Inzwischen haben sich einige deutsche Topathleten für die 45 Jahre alte Eisschnelllauf-Olympiasiegerin stark gemacht, andere wollen sich wegen Pechsteins Vergangenheit nicht offen äußern.

Überraschend wird Pechstein jetzt auch von ihrer einstigen Rivalin Gunda Niemann-Stirnemann unterstützt. «Zwei Weltcupsiege mit 45 Jahren, das ist unglaublich. Ich ziehe den Hut vor ihrer sportlichen Leistung», sagte die Rekordweltmeisterin aus Erfurt. «Claudia hat es bei ihren siebten Winterspielen verdient, die Fahne zu tragen. Es wäre eine große Genugtuung für sie.» Die harten Auseinandersetzungen hat die dreimalige Olympiasiegerin nicht vergessen. «Konkurrentinnen können nicht beste Freunde sein. Aber unser Verhältnis war immer von Respekt vor der Leistung der anderen geprägt», erläuterte die 19-malige Weltmeisterin der Deutschen Presse-Agentur.

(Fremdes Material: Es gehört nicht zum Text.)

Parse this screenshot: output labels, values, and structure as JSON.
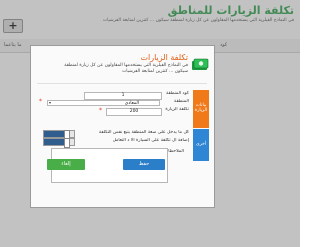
{
  "background": {
    "title": "تكلفة الزيارات للمناطق",
    "description": "في النماذج الفيلرية التي يستخدمها المقاولون عن كل زيارة لمنطقة سيكون ... كنترين لمتابعة الفرشيات",
    "add_label": "+",
    "columns": [
      "ما يتاعما",
      "كود"
    ]
  },
  "modal": {
    "title": "تكلفة الزيارات",
    "description": "في النماذج الفيلرية التي يستخدمها المقاولون عن كل زيارة لمنطقة سيكون ... كنترين لمتابعة الفرشيات",
    "sections": {
      "visit_data": "بيانات الزيارة",
      "other": "أخرى"
    },
    "fields": {
      "code_label": "كود المنطقة",
      "code_value": "1",
      "region_label": "المنطقة",
      "region_value": "المعادي",
      "cost_label": "تكلفة الزيارة",
      "cost_value": "200",
      "toggle1_label": "كل ما يدخل على سعة المنطقة يتبع نفس التكلفة",
      "toggle2_label": "إضافة ال تكلفة على السيارة ألا د التعامل",
      "notes_label": "الملاحظات"
    },
    "buttons": {
      "save": "حفظ",
      "cancel": "إلغاء"
    }
  },
  "colors": {
    "accent_orange": "#e05d12",
    "section_orange": "#f07a1a",
    "section_blue": "#2e86d4",
    "save_blue": "#2b7fc8",
    "cancel_green": "#49ad48",
    "icon_green": "#1a9a3c"
  }
}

Grundsätzlich steht die Frage: Darf eine einstmals gesperrte Athletin das deutsche Symbol in die olympische Arena tragen? Hörmann sagt ja. Nach der Einschätzung einer DOSB-Expertenkommission vor drei Jahren wurde Pechsteins Zwei-Jahres-Sperre ohne Doping-Beweis aufgrund erhöhter Blutwerte als «Fehlurteil des Weltverbandes ISU» bewertet. Pechstein sei «Opfer, nicht Täter», erklärte Hörmann.

Anti-Doping-Experte Fritz Sörgel wirft die Frage auf, welche «Anforderungen an einen Fahnenträger» gestellt werden: «Ich nehme an, dass sich Herr Hörmann mit Athleten abgesprochen hat, bevor er den Vorschlag unterbreitete.»

Pechstein habe sich Erfolge von «historischem Ausmaß hart erarbeitet», begründete Hörmann. «Ich will aber nicht in den demokratischen Meinungsprozess eingreifen», sagte er bei der Einkleidung für die am 9. Februar beginnenden Spiele in Pyeongchang.

Zunächst wird der Deutsche Olympische Sportbund nun eine Liste von fünf Kandidaten vorlegen. Biathletin Laura Dahlmeier, Kombinierer Eric Frenzel, Alpin-Ass Viktoria Rebensburg sowie die Rodler Natalie Geisenberger und Felix Loch gelten als weitere heiße Kandidaten. Danach gibt es ein Votum von Olympia-Teilnehmern und Sportfans, jede Seite kommt mit 50 Prozent in die Wertung.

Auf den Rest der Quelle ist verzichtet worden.